Jak bardzo potrzebna jest ta inwestycja gminnej społeczności świadczyła petycja złożona prawie rok radnym podczas sesji. Popierała ona planowaną przez gminę inwestycje, a podpisana została przez ponad 1300 mieszkańców.
Dodatkowo swoje wsparcie zadeklarował wówczas zarząd zamykającej swoją działalność Spółdzielni Kółek Rolniczych. - Jeśli gmina zechce zakupić majątek SKR, to po odliczeniu kosztów związanych z zamknięciem działalności, pozostałą kwotę przekażemy na rzecz budowy nowego przedszkola – informował radnych prezes Jan Ładny.
CZYTAJ TAKŻE: Nowa droga w Puchaczach. 400 metrów za prawie pół miliona
Z końcem maja tego roku kancelaria premiera ogłosiła wyniki drugiej edycji RFPR. Gmina Kąkolewnica otrzymała prawie 5 mln zł na budowę gminnego przedszkola.

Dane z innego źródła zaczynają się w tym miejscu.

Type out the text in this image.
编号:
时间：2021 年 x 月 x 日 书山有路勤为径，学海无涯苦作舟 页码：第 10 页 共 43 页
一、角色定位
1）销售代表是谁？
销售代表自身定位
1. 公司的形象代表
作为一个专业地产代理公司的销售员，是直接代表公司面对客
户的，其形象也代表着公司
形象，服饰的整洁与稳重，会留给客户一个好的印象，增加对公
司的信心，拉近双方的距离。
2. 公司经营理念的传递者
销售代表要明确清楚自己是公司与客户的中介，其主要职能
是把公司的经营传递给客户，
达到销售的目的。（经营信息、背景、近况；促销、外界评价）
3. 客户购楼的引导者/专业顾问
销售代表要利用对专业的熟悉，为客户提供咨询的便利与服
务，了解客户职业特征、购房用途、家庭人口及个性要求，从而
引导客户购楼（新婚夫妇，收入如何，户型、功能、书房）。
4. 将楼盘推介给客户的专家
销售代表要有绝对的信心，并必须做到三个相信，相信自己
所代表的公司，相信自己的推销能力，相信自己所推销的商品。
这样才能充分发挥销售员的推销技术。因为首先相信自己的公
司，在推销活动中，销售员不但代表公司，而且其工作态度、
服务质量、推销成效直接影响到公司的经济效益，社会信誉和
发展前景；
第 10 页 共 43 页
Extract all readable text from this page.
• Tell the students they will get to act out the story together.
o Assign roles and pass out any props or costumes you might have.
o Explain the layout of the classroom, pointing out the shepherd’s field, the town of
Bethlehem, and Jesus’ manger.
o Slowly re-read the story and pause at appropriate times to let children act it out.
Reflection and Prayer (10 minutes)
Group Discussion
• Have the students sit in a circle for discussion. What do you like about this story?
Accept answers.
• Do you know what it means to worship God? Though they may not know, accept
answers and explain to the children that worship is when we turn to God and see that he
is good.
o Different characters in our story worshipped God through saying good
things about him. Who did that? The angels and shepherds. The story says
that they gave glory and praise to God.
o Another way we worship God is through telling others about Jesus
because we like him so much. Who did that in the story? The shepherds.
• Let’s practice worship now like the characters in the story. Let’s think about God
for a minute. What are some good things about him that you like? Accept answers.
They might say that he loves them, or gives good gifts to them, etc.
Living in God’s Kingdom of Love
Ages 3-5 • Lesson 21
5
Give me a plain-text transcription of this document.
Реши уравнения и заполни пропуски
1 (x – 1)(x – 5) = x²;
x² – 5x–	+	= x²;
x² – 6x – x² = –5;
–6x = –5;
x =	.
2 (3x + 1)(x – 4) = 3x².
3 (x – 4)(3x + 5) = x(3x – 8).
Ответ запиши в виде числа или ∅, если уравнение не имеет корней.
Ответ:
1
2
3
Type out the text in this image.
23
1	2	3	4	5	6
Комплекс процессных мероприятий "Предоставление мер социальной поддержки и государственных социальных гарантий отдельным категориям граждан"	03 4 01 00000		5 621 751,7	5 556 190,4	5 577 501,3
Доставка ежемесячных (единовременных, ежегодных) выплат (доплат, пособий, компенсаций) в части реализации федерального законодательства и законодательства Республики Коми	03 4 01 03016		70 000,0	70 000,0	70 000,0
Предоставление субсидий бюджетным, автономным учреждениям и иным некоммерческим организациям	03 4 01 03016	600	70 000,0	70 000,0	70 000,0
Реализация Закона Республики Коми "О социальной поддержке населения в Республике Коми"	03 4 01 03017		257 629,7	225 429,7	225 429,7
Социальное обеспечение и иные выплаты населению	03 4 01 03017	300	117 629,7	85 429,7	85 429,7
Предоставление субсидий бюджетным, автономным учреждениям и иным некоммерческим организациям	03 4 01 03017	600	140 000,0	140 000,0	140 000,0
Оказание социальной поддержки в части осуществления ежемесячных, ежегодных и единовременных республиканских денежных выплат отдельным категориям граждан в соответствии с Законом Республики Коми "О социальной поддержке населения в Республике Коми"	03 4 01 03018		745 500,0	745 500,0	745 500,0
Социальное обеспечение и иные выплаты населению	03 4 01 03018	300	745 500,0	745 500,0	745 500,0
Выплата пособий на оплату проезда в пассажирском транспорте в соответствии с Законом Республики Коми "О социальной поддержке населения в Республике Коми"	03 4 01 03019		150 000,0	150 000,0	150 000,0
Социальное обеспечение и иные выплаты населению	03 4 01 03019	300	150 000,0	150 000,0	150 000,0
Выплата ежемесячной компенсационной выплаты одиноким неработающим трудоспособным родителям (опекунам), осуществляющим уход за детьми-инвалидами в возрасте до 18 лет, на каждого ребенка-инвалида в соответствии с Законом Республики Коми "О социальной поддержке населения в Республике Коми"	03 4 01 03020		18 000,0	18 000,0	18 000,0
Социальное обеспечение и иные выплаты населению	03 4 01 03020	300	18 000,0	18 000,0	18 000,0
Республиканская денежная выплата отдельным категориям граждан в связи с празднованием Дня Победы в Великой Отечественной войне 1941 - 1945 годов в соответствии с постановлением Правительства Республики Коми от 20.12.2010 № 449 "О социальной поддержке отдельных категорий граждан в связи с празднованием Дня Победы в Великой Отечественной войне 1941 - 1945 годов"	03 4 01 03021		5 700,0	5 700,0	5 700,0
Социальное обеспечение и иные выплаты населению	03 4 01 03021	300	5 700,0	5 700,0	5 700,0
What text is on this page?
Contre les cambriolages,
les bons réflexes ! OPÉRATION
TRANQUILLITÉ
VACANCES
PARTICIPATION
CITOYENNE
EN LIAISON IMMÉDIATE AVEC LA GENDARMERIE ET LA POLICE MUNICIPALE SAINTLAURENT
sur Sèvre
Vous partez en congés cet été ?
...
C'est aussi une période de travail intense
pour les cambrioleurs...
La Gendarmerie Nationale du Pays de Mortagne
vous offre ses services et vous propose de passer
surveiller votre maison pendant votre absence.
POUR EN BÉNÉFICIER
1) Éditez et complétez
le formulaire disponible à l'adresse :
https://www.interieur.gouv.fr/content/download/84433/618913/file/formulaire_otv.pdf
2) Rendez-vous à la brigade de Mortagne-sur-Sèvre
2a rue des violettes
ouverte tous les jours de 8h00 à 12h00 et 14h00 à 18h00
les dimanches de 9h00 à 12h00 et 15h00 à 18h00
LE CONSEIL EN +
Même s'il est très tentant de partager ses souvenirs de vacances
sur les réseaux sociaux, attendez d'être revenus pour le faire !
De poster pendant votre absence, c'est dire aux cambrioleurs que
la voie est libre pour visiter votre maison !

Władze gminy niezwłocznie poinformowały, ze gmina przystąpi do przygotowania i ogłoszenia przetargu na realizację inwestycji.
W koło Macieju
W październiku przetarg na realizację inwestycji związanej z budową przedszkola został rozstrzygnięty. Wyłoniona została firma TRES-BUD Usługi Ogólnobudowlane Mateusz Treska, która zaoferowała realizację inwestycji za kwotę 7 804 528,07 zł. Gmina zabezpieczyła na ten cel 5 mln 882 tys. 340 zł. Niezbędne było więc przegłosowanie zmian w budżecie, które pozwolą dołożyć brakująca kwotę z budżetu gminy.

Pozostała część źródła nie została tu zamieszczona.